# picked up a Kaywoodie pipe at a antique swap meet



## Voorhees (Jul 5, 2011)

I am a cigar smoker, but love all facets of the hobby. Pipes have always been interesting, but I never had one. I was with the wife at a antique swap meet and came upon this tent with alot of older items. They had quite a few older pipes, probably 10 total. I looked them over, not really knowing what to look for except condition and craftmanship. Several had been heavily used, bowls were really burned out and damaged. Some were chipped/dinged etc.
I finally picked one I liked best in great shape. See picture below. I did a little research and its a Kaywoodie Standard 96. Made from 1931 to 1972, the white cloverleaf logo indicates pre WWII. I'm guessing thats right.
I sanitized it based on hints from here, the inside while used, was really clean. Gonna try it out pretty soon.

-Jason


----------



## Voorhees (Jul 5, 2011)

a little more digging I found the model name is Prince of Wales half bent.

Cool.


----------



## Hambone1 (May 31, 2011)

very nice find. Hope you enjoy smoking it!


----------



## gahdzila (Apr 29, 2010)

Nice snag!


----------



## Stonedog (Mar 9, 2011)

Nice looking pipe, well done!


----------



## piperdown (Jul 19, 2009)

Great looking pipe there and a very nice find.


----------



## HWiebe (Jul 13, 2010)

Wow. That is a beautiful pipe!


----------



## Nick S. (Jul 10, 2011)

Nice pipe. I dont know if you found this site but you can check out date codes and more here: idyopipe


----------



## Voorhees (Jul 5, 2011)

Nick S. said:


> Nice pipe. I dont know if you found this site but you can check out date codes and more here: idyopipe


Thanks. Thats where I found it too.


----------



## Nick S. (Jul 10, 2011)

Voorhees said:


> Thanks. Thats where I found it too.


You're welcome. If it is a Kaywoodie Standard I don't think they started making them until the 1950's. Still a great pipe, I have a few that I have rescued and restored, they are nice pipes.


----------



## canadianpiper (Nov 27, 2010)

Antique shops and swap meets are awesome, picked up a new 3 dot Brigham for $7.00 recently..


----------



## Mycroft Holmes (Jan 20, 2011)

Wow, great find! I'm glad so many BOTL find such good stuff at swap meets and places like them!


----------



## Voorhees (Jul 5, 2011)

well, got the Kaywoodie all cleaned up, got some samples from Sterling (The Richmond and a bargain blend). Been smoking a few bowls, decided I would post a picture of myself smoking said pipe. I have had friends poking some fun at my pipe smoking, but am enjoying it nonetheless.

Cheers fellas!


----------



## Gear Fear (Dec 29, 2011)

Hi, I have the same pipe as you:wave:. Thanks to your post I now know what it is and when it was possibly made. I got mine new from a tobacconist in Jerusalem whilst working there in 1994, this means it could have been in the shop for something like 20 years or more before I bought it!

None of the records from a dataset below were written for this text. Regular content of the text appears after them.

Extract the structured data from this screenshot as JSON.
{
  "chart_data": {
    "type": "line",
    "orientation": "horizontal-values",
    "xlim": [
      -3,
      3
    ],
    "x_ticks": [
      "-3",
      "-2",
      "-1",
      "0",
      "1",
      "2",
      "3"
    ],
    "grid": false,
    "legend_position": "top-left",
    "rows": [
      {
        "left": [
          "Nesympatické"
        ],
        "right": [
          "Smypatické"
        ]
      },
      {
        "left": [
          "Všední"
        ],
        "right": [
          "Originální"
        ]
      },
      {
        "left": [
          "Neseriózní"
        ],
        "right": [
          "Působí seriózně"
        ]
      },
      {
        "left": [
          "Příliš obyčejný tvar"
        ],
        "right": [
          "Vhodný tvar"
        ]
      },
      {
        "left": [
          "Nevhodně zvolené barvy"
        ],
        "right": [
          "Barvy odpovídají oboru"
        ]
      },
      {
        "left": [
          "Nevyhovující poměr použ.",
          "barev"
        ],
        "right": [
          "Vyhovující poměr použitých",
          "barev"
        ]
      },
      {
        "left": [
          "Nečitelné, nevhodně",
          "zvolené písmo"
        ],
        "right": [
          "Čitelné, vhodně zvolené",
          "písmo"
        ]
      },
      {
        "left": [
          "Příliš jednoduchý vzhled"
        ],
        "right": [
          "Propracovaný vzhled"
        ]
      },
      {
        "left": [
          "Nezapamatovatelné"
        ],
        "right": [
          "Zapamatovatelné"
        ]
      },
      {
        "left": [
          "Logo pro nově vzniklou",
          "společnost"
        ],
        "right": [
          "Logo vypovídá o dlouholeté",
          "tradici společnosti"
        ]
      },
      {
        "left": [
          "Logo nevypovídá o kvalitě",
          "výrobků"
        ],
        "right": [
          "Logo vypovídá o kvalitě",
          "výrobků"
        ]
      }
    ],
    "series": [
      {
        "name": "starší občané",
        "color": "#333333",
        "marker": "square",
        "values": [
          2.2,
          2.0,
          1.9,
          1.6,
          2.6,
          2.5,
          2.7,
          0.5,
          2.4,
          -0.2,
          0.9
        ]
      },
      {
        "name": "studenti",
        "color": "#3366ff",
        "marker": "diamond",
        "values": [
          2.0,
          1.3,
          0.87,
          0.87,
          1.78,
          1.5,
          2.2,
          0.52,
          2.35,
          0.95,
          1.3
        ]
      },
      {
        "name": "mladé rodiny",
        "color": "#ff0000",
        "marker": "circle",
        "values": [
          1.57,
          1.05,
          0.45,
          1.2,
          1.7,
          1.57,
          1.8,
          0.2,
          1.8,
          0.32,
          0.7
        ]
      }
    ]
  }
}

I have only just dug it out and taken up pipe smoking again. Hope you are enjoying yours as much as I am mine.


----------



## Nick S. (Jul 10, 2011)

Gear Fear said:


> Hi, I have the same pipe as you:wave:. Thanks to your post I now know what it is and when it was possibly made. I got mine new from a tobacconist in Jerusalem whilst working there in 1994, this means it could have been in the shop for something like 20 years or more before I bought it!
> View attachment 36526
> 
> I have only just dug it out and taken up pipe smoking again. Hope you are enjoying yours as much as I am mine.


I am just going off of what I can see in the picture, but from the logo that one looks like a newer pipe. See how the logo on Vorhees pipe is a solid clover leaf and the one on yours is, what looks like, a stamped outline. the solid inlaid clover leaf was done on earlier and the white outline came much later. At least that is how I have always understood it.


----------



## Tudorp (Dec 24, 2011)

To me, it kinda looks like that 2nd one the inlayed clover just fell out maybe? If it is smooth and hadn't fallen out, he is correct, yours in a later realease of that model. 

Nice score. If you don't mind the question, what did ya have to pay for it? Some of the early kaywoodies can be very collectible. I like them for several reasons. One being, they are still fairly affordable. They are really nice smokers, and I like the "drinkless" stinger set up on them. I also dig the clover inlay like yours. I have several vintage kaywoodies that have been around a long time (my grandfathers). One of my old grandfather's kaywoodies, I still smoke and is one of my daily smokers. Nice score.


----------



## Tudorp (Dec 24, 2011)

Here is my daily smoker that belonged to my grandfather. It is from around 1930ish.


----------



## Gear Fear (Dec 29, 2011)

Nick S. said:


> I am just going off of what I can see in the picture, but from the logo that one looks like a newer pipe. See how the logo on Vorhees pipe is a solid clover leaf and the one on yours is, what looks like, a stamped outline. the solid inlaid clover leaf was done on earlier and the white outline came much later. At least that is how I have always understood it.


Thanks for the info Nick. The logo on my pipe is a stamped outline as you have rightly pointed out. Do you know when it would have been made?


----------



## Nick S. (Jul 10, 2011)

Gear Fear said:


> Thanks for the info Nick. The logo on my pipe is a stamped outline as you have rightly pointed out. Do you know when it would have been made?


hmm, I'm not sure when they went to the stamped version, my guess would be sometime in the 80's... it seems like that it the time a lot of things changed in the pipe world...


----------



## Voorhees (Jul 5, 2011)

Nice Kaywoodie! I have been enjoying mine, got more tobacco over the holidays.


----------



## freestoke (Feb 13, 2011)

I've never owned a Kaywoodie, but if I'd ever seen one that good lookin' I would have! :tu


----------